On the English-speaking side of the Internet, Mitsuku is a bot that won the Loebner Prize for most human-like bot twice. She has tens of thousands of conversations each day. Mitsuku’s creator, Steve Worswick, regularly receives fan mail from users who turned to Mitsuku for advice, commiseration and companionship—which makes it clear that these bots are already striking a profound chord for users.
Chatbot Developers Have a Responsibility to Users & Society
Dystopian assumptions about chatbot psychology often worry that bots replacing human relationships. But the tech industry’s solution to loneliness shouldn’t just be to provide someone to talk to; bot development can (and should) address the causes of loneliness for many. This in turn may help users seek human companions in addition to automated ones.
For example, imagine a bot that helps someone with social anxiety get out of the house and meet people. It might offer exercises to practice conversations in a risk-free environment. Or maybe it offers a change in perspective should a user express something self-defeating. Chatbots can serve as counselors for easing anxiety in a variety of situations, providing positive and confidence-building affirmations.

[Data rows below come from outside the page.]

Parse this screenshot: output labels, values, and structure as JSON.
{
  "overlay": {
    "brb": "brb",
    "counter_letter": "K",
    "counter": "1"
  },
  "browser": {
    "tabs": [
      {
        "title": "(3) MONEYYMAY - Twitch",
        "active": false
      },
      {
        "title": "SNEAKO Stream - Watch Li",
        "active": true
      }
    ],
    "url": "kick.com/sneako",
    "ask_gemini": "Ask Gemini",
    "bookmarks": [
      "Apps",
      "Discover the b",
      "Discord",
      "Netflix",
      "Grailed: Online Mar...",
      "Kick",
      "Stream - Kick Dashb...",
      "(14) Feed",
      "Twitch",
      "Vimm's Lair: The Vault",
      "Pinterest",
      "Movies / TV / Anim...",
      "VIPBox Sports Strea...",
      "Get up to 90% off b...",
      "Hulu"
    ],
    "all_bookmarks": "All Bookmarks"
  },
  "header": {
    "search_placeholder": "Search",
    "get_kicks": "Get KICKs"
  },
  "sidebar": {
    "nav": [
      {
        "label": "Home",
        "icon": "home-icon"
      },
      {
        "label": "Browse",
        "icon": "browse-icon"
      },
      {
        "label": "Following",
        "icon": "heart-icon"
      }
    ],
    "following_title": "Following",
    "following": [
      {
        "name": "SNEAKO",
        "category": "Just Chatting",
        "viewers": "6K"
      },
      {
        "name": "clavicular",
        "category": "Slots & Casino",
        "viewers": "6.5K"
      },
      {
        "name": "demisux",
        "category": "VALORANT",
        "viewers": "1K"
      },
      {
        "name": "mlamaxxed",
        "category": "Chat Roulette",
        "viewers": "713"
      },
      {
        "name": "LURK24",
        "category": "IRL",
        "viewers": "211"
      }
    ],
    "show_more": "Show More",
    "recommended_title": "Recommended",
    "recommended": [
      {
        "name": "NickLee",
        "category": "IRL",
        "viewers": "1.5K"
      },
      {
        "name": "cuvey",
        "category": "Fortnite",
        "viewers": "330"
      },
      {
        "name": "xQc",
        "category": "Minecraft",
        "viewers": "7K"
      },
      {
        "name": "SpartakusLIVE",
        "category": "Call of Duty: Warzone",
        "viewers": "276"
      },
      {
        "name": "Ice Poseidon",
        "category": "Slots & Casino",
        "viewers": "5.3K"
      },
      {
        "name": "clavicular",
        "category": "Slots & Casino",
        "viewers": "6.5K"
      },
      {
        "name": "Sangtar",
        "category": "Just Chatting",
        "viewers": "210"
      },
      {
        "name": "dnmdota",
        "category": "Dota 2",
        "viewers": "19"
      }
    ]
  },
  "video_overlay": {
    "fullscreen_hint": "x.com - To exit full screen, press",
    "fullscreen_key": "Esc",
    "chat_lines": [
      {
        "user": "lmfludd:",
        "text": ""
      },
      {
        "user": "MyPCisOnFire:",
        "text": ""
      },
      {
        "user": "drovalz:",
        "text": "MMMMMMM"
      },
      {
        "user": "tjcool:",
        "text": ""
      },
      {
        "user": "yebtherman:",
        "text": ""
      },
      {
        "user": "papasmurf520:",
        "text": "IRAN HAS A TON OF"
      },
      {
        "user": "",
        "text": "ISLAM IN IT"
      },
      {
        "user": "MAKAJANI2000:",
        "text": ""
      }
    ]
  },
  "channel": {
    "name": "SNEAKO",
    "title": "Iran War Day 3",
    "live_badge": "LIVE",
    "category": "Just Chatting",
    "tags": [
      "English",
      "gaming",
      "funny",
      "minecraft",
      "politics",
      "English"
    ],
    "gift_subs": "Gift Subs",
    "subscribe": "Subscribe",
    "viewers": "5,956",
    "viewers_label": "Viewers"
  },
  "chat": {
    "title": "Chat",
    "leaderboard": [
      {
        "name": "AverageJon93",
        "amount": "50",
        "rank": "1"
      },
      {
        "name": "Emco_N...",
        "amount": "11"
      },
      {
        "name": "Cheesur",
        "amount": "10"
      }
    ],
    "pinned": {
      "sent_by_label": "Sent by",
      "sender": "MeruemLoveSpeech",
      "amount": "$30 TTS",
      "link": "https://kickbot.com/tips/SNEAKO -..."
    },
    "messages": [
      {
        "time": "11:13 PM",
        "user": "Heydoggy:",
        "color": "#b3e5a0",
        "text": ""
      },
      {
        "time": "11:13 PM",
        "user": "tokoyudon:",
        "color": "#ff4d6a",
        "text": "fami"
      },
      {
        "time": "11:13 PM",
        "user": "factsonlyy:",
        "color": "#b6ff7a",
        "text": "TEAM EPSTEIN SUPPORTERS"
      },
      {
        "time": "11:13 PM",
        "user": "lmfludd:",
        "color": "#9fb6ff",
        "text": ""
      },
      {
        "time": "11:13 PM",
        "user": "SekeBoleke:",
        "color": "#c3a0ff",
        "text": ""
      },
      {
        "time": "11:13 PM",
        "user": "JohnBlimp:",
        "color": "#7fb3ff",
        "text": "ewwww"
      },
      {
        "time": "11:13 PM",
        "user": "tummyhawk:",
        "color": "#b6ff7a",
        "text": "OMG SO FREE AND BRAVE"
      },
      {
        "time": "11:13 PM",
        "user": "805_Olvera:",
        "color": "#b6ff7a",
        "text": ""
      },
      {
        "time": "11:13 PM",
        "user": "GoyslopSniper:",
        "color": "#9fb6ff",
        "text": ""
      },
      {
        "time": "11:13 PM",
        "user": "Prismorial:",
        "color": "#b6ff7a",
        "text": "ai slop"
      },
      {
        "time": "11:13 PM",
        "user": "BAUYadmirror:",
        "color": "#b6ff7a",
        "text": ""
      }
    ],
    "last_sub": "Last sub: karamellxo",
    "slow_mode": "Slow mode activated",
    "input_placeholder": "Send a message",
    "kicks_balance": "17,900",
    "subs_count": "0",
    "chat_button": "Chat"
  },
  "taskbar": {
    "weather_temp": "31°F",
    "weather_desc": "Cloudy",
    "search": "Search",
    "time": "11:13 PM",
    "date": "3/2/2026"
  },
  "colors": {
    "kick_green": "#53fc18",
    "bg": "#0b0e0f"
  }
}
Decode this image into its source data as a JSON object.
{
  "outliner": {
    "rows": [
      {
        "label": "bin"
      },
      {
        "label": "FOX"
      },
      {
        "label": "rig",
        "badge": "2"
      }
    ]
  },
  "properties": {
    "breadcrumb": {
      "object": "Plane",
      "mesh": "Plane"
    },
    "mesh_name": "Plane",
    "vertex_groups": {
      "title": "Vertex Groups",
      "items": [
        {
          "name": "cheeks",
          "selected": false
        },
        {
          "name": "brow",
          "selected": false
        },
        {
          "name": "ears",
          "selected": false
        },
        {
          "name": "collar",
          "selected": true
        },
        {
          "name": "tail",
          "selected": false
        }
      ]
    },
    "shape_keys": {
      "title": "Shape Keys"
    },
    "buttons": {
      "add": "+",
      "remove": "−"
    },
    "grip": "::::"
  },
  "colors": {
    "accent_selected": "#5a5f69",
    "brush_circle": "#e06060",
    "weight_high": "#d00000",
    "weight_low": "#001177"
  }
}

Chatbots might also suggest social events that they know a user will enjoy. Plenty of assistants do this already, like Google Now. But imagine an AI that suggested you check out the neighborhood block party, suggesting people with shared interests to talk to once there. This sort of “chaperone” or match-making bot could break the ice—after all, it’s difficult for adults to form friendships whether they’re anxious, depressed, or neither.
Is technology making us lonelier? Are bots? It’s tough to make a blanket statement. Bots that seek to solely provide companionship may help users feel better about their lives only superficially. But bots that take an active role in a user’s social life—helping them to get out of the house and navigate the social scene—could be a breakthrough in connecting people and building authentic relationships.